Miguel Lucena
Advogado e jornalista
A segurança pública no Brasil parece caminhar em círculos viciosos, com foco em repressão nas pontas mais frágeis da sociedade. O discurso oficial insiste numa guerra ao tráfico que, na prática, se mostra ineficaz e seletiva. Enquanto isso, comunidades pobres são utilizadas como esconderijo pelas facções e alvo constante de operações policiais. A pergunta que não quer calar: por que sempre os mesmos territórios são escolhidos para o combate?
É evidente que os bairros nobres não são imunes ao consumo de drogas. Pelo contrário, são grandes polos de demanda. As drogas que circulam nas comunidades não desaparecem ali. Elas seguem um fluxo bem estabelecido até os consumidores finais, que em boa parte estão nas classes médias e altas. Executivos, empresários, universitários, profissionais liberais — muitos deles mantêm o mercado girando com seus hábitos de consumo, sem que isso abale a “ordem” em seus ambientes.
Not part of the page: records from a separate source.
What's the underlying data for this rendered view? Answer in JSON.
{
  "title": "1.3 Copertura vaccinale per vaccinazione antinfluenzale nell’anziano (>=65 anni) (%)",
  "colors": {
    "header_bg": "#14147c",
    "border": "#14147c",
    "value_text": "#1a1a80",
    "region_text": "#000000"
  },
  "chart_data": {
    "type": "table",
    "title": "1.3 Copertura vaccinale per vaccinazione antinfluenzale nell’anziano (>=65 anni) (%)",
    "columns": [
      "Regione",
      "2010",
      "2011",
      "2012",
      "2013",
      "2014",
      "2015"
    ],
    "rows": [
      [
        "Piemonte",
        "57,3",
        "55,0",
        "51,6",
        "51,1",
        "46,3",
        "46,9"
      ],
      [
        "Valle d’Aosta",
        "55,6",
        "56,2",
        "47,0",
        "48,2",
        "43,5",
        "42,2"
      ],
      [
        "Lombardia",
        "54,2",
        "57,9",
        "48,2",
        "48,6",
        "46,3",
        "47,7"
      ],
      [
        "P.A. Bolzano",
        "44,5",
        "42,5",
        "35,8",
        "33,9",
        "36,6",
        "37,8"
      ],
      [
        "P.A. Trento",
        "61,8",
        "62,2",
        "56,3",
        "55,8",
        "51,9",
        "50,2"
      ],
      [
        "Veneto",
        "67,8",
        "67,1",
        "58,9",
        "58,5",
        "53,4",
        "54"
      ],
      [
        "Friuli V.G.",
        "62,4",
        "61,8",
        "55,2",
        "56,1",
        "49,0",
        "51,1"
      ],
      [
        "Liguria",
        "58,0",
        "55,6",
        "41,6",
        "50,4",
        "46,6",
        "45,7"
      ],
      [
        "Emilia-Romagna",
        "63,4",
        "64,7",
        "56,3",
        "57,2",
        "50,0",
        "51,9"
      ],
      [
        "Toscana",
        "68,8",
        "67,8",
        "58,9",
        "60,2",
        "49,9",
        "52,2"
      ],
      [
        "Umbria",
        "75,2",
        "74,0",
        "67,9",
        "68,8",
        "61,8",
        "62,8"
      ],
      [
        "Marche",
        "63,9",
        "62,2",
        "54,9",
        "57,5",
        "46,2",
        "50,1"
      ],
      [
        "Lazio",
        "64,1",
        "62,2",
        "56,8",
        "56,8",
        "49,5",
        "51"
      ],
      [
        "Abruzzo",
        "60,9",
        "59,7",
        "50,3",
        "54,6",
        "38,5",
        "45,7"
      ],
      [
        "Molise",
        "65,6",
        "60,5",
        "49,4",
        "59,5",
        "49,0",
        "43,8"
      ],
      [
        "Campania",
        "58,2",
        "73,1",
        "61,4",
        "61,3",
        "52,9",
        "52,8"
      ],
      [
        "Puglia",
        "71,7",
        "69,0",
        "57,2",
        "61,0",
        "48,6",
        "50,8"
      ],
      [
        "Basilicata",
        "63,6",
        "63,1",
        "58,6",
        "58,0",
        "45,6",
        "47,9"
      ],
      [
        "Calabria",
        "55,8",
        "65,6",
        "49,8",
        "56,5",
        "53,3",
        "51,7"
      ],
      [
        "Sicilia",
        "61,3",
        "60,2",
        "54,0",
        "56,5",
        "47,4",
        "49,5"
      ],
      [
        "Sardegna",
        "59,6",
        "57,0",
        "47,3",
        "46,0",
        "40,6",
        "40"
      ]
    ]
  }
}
A guerra ao tráfico, nos moldes atuais, gera poucos resultados concretos. O tráfico continua operando, as armas circulam, e os jovens periféricos seguem sendo cooptados, encarcerados ou mortos. A legalização das drogas é um tema polêmico, mas inevitável quando se busca alternativas reais. Em um cenário de legalização, a atuação da polícia mudaria: o foco deixaria de ser o combate ao pequeno traficante e passaria à regulação, controle de qualidade e fiscalização da venda legal.
A ideia de que a legalização causaria uma epidemia de consumo entre os mais pobres carece de lógica. Se um trabalhador não pode comprar filé mignon, por que compraria cocaína de alto custo? Pobres não invadem supermercados para roubar cortes nobres de carne, então por que fariam isso com drogas legalizadas e reguladas? O mercado se ajustaria conforme o poder aquisitivo, como ocorre com qualquer produto.
Além disso, é preciso perguntar: o sistema de saúde suportaria um possível aumento de dependência? A resposta não é simples, mas também não é desesperadora. Países que legalizaram ou descriminalizaram o uso de drogas, como Portugal, investiram em prevenção, tratamento e redução de danos — medidas que mostraram eficácia maior que a repressão cega.
E o tráfico, acabaria? Não completamente. Mas sua força e controle territorial diminuiriam sensivelmente. Parte considerável do poder das facções vem do monopólio da venda de drogas e da ilegalidade que cerca esse comércio. Retirando essa fonte de renda, os grupos perderiam poder e influência.
Há, contudo, interesses obscuros que resistem a qualquer mudança. Muitos enriquecem com a guerra ao tráfico: contrabandistas de armas, lavadores de dinheiro, agentes públicos corruptos, empresas de segurança privada. A manutenção do caos favorece esses atores que lucram com o medo e a instabilidade.
A polícia, por sua vez, deveria servir para proteger a sociedade como um todo, mas muitas vezes atua apenas para conter os que ameaçam a ordem estabelecida — leia-se: os que desafiam a “paz” dos ricos. Criminosos pobres enfrentam ações violentas, prisões em massa, tortura e execuções sumárias. Já os criminosos de colarinho branco, quando punidos, têm tratamento diferenciado, cela especial, prisão domiciliar e bons advogados.
A guerra às drogas, no Brasil, escancara a seletividade penal e revela um sistema que não busca justiça, mas a preservação de privilégios. É hora de romper o ciclo da hipocrisia e encarar os fatos com coragem.